Some Thoughts On “O.J.: Made In America”
“Movies are dead.” That’s a popular refrain I’ve heard (and said myself) for years. It’s hyperbole, except for the fact that this month might truly be the death knell? “Independence Day: Resurgence” is pure, outright garbage. “The BFG” stinks. Hollywood wants us to care about “Warcraft”? I’m supposed to think “The Legend of Tarzan” is going to be good? It’s almost too much to believe.
But maybe instead of expiring, movies have just transformed into something else.
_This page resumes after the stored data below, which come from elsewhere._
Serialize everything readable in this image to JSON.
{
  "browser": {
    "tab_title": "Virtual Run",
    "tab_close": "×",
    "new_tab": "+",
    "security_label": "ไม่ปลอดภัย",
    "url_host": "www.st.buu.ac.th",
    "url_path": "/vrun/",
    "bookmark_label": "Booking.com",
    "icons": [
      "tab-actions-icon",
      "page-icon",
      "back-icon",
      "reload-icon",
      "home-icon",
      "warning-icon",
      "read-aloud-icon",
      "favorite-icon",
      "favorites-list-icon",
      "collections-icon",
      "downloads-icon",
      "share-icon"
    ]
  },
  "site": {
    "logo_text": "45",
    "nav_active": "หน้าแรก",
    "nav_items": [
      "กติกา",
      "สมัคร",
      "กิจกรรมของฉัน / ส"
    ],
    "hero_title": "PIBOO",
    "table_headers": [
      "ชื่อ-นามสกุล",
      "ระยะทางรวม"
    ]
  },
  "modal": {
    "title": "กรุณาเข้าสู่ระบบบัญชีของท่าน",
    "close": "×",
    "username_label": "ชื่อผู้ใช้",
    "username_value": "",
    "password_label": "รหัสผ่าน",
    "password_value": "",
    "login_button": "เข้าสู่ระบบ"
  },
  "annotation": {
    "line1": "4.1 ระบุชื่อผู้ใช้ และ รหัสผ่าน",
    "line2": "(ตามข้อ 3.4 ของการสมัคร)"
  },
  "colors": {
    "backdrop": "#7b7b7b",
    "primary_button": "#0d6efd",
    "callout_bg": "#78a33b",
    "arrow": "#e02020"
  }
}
As television has risen to cultural prominence, the biggest films have become episodes — sequels and spinoffs about characters we know that end with a call to tune-in next week. Even “Independence Day: Resurgence,” a sequel no one wanted that everyone hates, closes with a tease for the next chapter. Hey, why not?
But what if that episodic nature of cinema in 2016 was used for good? It would look like “O.J.: Made in America,” a five-part documentary that takes television and turns it into a movie. Plenty has been written about the doc so I won’t regurgitate it here other than to say a fuller portrait of O.J. Simpson, his life, and the institutional racism that turned his case into the Trial of the Century does not exist. It’s perhaps the most important document about the America in the 1990s.
But beyond its place in history, “O.J.: Made in America” feels like a watershed moment in packaging content. It’s an astonishing film — For Your Consideration: Ezra Edelman for best director at the 2017 Oscars — told as if it were the best television. And maybe this where things are truly headed: to a place where storytelling trumps its delivery system, and #longform is more than a trend publishers use to game Facebook.
After the New York Mets won Game 6 of the 1986 World Series, outfielder Mookie Wilson (he of “behind the bag” fame) told reporters, “Mirrors, magic wands or whatever — all that counts is that we won the ballgame.” That’s “O.J.: Made in America,” really: movies, television, or whatever — it counts, and it’s a landmark.